Se a linguagem de I Inside the Old Year Dying não nos tivesse convencido de que estamos num mundo povoado de fantasmas e sombras (“Chalky children on the steep/ Baskets full of shadows”), “All Souls” torna, paradoxalmente, a espectralidade deste mundo sombrio mais palpável. Enquanto conta os locais onde um fantasma-soldado sangrou, uma luz ilumina cada um dos músicos que partilham o palco com Harvey, assim como as cadeiras vazias colocadas no palco e onde Harvey se senta, em certas alturas, para cantar, reforçando o aspecto teatral do concerto.
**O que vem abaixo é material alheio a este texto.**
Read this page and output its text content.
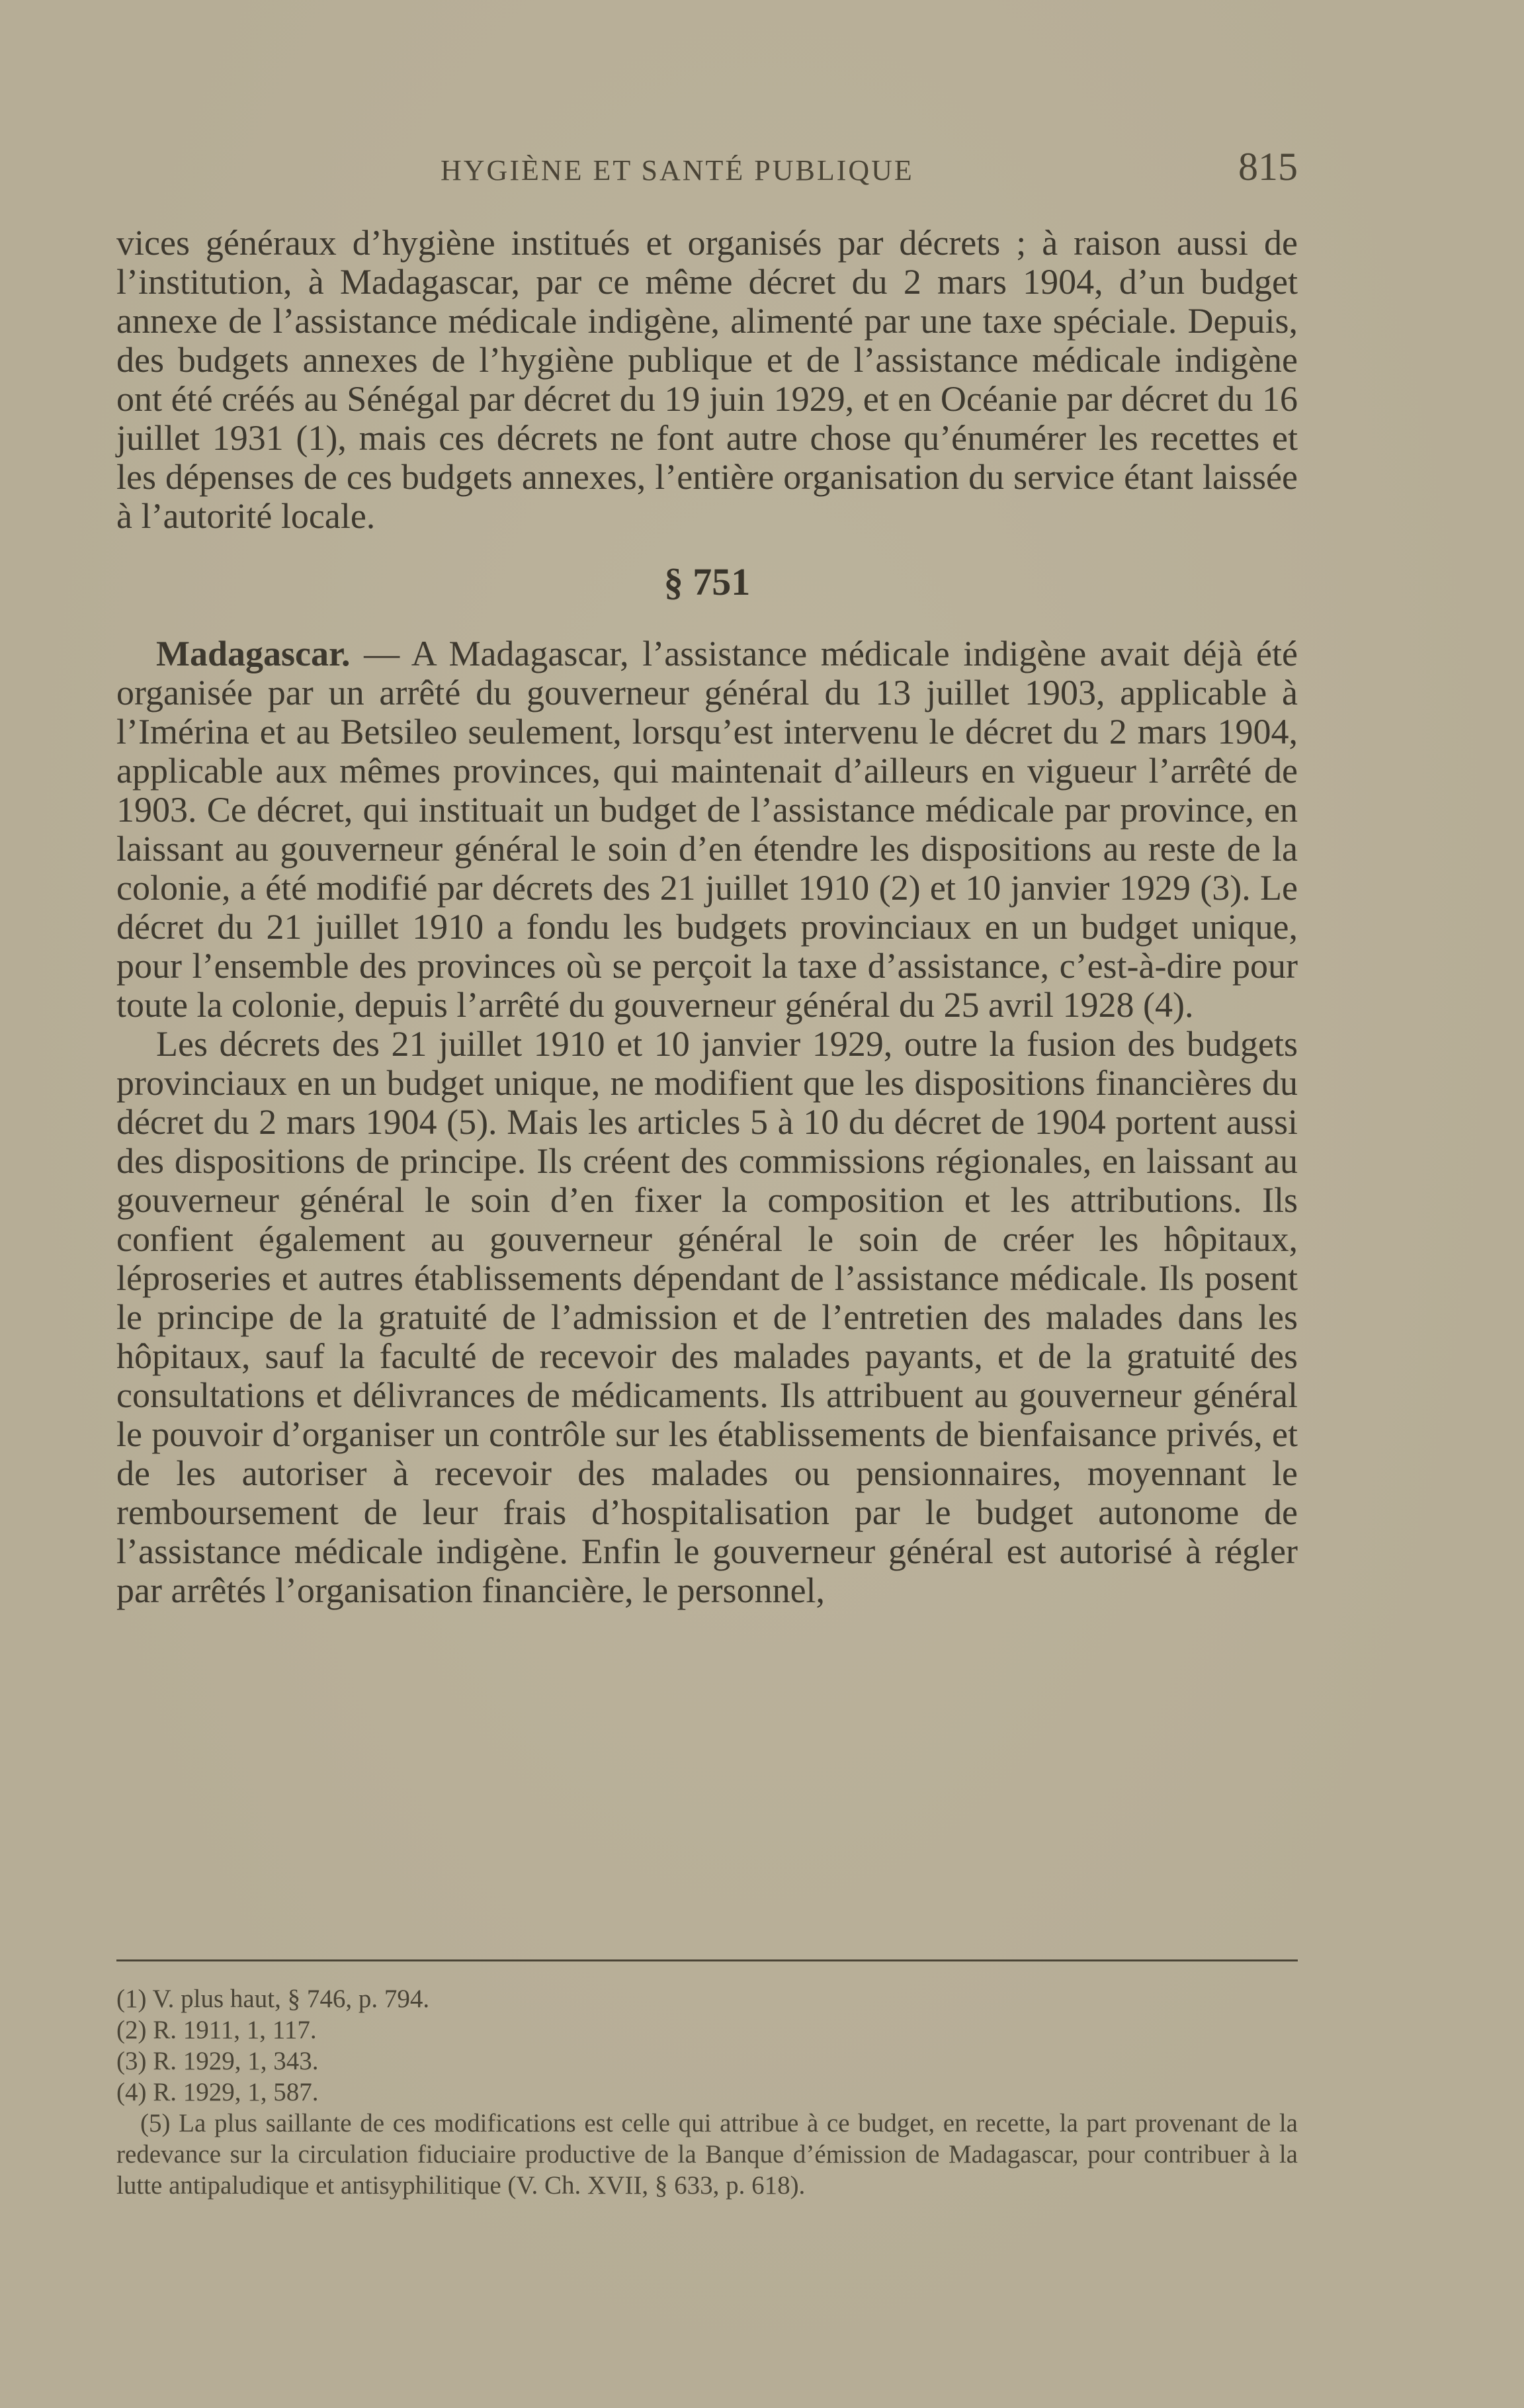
HYGIÈNE ET SANTÉ PUBLIQUE	815

vices généraux d’hygiène institués et organisés par décrets ; à raison aussi de l’institution, à Madagascar, par ce même décret du 2 mars 1904, d’un budget annexe de l’assistance médicale indigène, alimenté par une taxe spéciale. Depuis, des budgets annexes de l’hygiène publique et de l’assistance médicale indigène ont été créés au Sénégal par décret du 19 juin 1929, et en Océanie par décret du 16 juillet 1931 (1), mais ces décrets ne font autre chose qu’énumérer les recettes et les dépenses de ces budgets annexes, l’entière organisation du service étant laissée à l’autorité locale.

§ 751

Madagascar. — A Madagascar, l’assistance médicale indigène avait déjà été organisée par un arrêté du gouverneur général du 13 juillet 1903, applicable à l’Imérina et au Betsileo seulement, lorsqu’est intervenu le décret du 2 mars 1904, applicable aux mêmes provinces, qui maintenait d’ailleurs en vigueur l’arrêté de 1903. Ce décret, qui instituait un budget de l’assistance médicale par province, en laissant au gouverneur général le soin d’en étendre les dispositions au reste de la colonie, a été modifié par décrets des 21 juillet 1910 (2) et 10 janvier 1929 (3). Le décret du 21 juillet 1910 a fondu les budgets provinciaux en un budget unique, pour l’ensemble des provinces où se perçoit la taxe d’assistance, c’est-à-dire pour toute la colonie, depuis l’arrêté du gouverneur général du 25 avril 1928 (4).

Les décrets des 21 juillet 1910 et 10 janvier 1929, outre la fusion des budgets provinciaux en un budget unique, ne modifient que les dispositions financières du décret du 2 mars 1904 (5). Mais les articles 5 à 10 du décret de 1904 portent aussi des dispositions de principe. Ils créent des commissions régionales, en laissant au gouverneur général le soin d’en fixer la composition et les attributions. Ils confient également au gouverneur général le soin de créer les hôpitaux, léproseries et autres établissements dépendant de l’assistance médicale. Ils posent le principe de la gratuité de l’admission et de l’entretien des malades dans les hôpitaux, sauf la faculté de recevoir des malades payants, et de la gratuité des consultations et délivrances de médicaments. Ils attribuent au gouverneur général le pouvoir d’organiser un contrôle sur les établissements de bienfaisance privés, et de les autoriser à recevoir des malades ou pensionnaires, moyennant le remboursement de leur frais d’hospitalisation par le budget autonome de l’assistance médicale indigène. Enfin le gouverneur général est autorisé à régler par arrêtés l’organisation financière, le personnel,

(1) V. plus haut, § 746, p. 794.

(2) R. 1911, 1, 117.

(3) R. 1929, 1, 343.

(4) R. 1929, 1, 587.

(5) La plus saillante de ces modifications est celle qui attribue à ce budget, en recette, la part provenant de la redevance sur la circulation fiduciaire productive de la Banque d’émission de Madagascar, pour contribuer à la lutte antipaludique et antisyphilitique (V. Ch. XVII, § 633, p. 618).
Corpos presentes e ausentes são iluminados pela mesma luz e, quando a luz recai sobre uma cadeira vazia, a ausência torna-se mais assombrosa. “Wyman-Elvis disappears”: até Deus parece abandonar a rapariga. Mas é a rapariga que abandona os espíritos religiosos, à medida que deixa a infância para trás e o seu “eu-criança” morre dentro de si – “I Inside de Old I Dying” – encontrando na natureza e nos fantasmas das crianças de giz a companhia e liberdade (a aliteração de “Femboys in the forest find/ Figs of foul freedom” é uma das muitas provas do domínio de Harvey sobre a linguagem poética):

Slip from my childhood skin, I sing
I’m singing through the forest
I hover in the hallway
Laugh into the leaves

Wyman-Elvis assombra todas as músicas e em “August”, na voz de Ben Whishaw, materializa-se; quando a voz se faz ouvir, Harvey olha para cima, como se assombrada, à procura da sua origem. “August” lembra-nos que apesar da estranheza do seu mundo, Underwhelem é habitado por todos nós, que antes da passagem de um mundo para o outro o desejo universal de se ser amado, assim como o ato de morrer, pouco tem de estranho ou incompreensível:

All of us
Cross o’er t’other side
‘Vore I leave
Someone please
Love me tender
‘Neath the trees

Se a entrada para I Inside the Old Year Dying é um dos momentos mais fortes do álbum, o mesmo se pode dizer d seu fim: “A Noiseless Noise” lembra os trabalhos mais antigos de Harvey na sua complexidade e aspereza sonora e enquadra o álbum numa narrativa circular, encapsulando as temáticas adiantadas noutros momentos do álbum, começando pela intensidade da ausência na sua repetição ritual inicial: “Absence, absence, absence”. Apesar da ordem para que a rapariga agora adulta vá para casa (“Go home now, love/ Leave your wandering”) as moscas que se ouvem no fim da música sugerem um outro retorno: o regresso à terra, onde o ano, e a infância – ou até mesmo a rapariga – jazem.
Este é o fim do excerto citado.